I wrote a code based on the TF-IDF algorithm to extract keywords from a very large text. The problem is that I keep getting the division by zero error. When I debug my code, everything is working perfectly. As soon as I make the text shorter to contains the word that causes the problem, it works. So, I assume that it's a memory problem.
I thought maybe I could read the big text file in chunks (1KB) instead of reading the whole document in the first place. Unfortunately, it does not work. what should I do? (I am using pycharm on windows)
I am a beginner in programming, python, and NLP domain. Therefore, I really appreciate it if you could help me here.
if __name__ == "__main__":
with open('spli.txt') as f:
for piece in read_in_chunks(f):
#print(piece)
piece = piece.lower()
no_punc_words, all_words = text_split(piece)

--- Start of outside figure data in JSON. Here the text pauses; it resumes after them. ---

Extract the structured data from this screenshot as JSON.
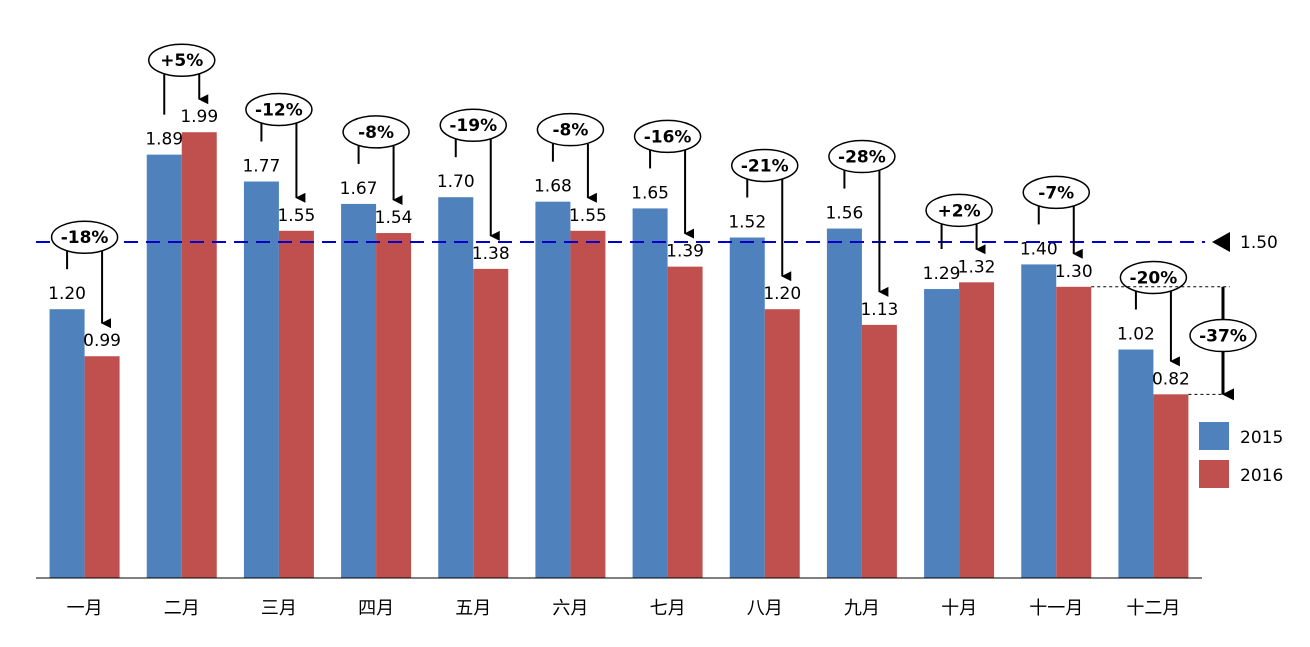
{
  "chart_data": {
    "type": "bar",
    "categories": [
      "一月",
      "二月",
      "三月",
      "四月",
      "五月",
      "六月",
      "七月",
      "八月",
      "九月",
      "十月",
      "十一月",
      "十二月"
    ],
    "series": [
      {
        "name": "2015",
        "color": "#4F81BD",
        "values": [
          1.2,
          1.89,
          1.77,
          1.67,
          1.7,
          1.68,
          1.65,
          1.52,
          1.56,
          1.29,
          1.4,
          1.02
        ]
      },
      {
        "name": "2016",
        "color": "#C0504D",
        "values": [
          0.99,
          1.99,
          1.55,
          1.54,
          1.38,
          1.55,
          1.39,
          1.2,
          1.13,
          1.32,
          1.3,
          0.82
        ]
      }
    ],
    "change_labels": [
      "-18%",
      "+5%",
      "-12%",
      "-8%",
      "-19%",
      "-8%",
      "-16%",
      "-21%",
      "-28%",
      "+2%",
      "-7%",
      "-20%"
    ],
    "reference_line": {
      "value": 1.5,
      "label": "1.50",
      "color": "#0000CC",
      "style": "dashed"
    },
    "extra_annotation": {
      "label": "-37%",
      "from": "十一月 2016 (1.30)",
      "to": "十二月 2016 (0.82)"
    },
    "ylim": [
      0,
      2.0
    ],
    "grid": false,
    "legend": "right"
  }
}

no_punc_words, all_words = rm_stop_word(no_punc_words, all_words)
no_punc_words_freq, all_words_freq = calc_freq(no_punc_words, all_words)
tf_score = calc_tf_score(no_punc_words_freq)
idf_score = calc_idf_score(no_punc_words_freq, all_words_freq, piece)
tf_idf_score = {}
for k in tf_score:
tf_idf_score[k] = tf_score[k] * idf_score[k]
#print(final_score)
final_tf_idf = {}
for scores in tf_idf_score:
final_tf_idf += tf_idf_score
print(final_tf_idf)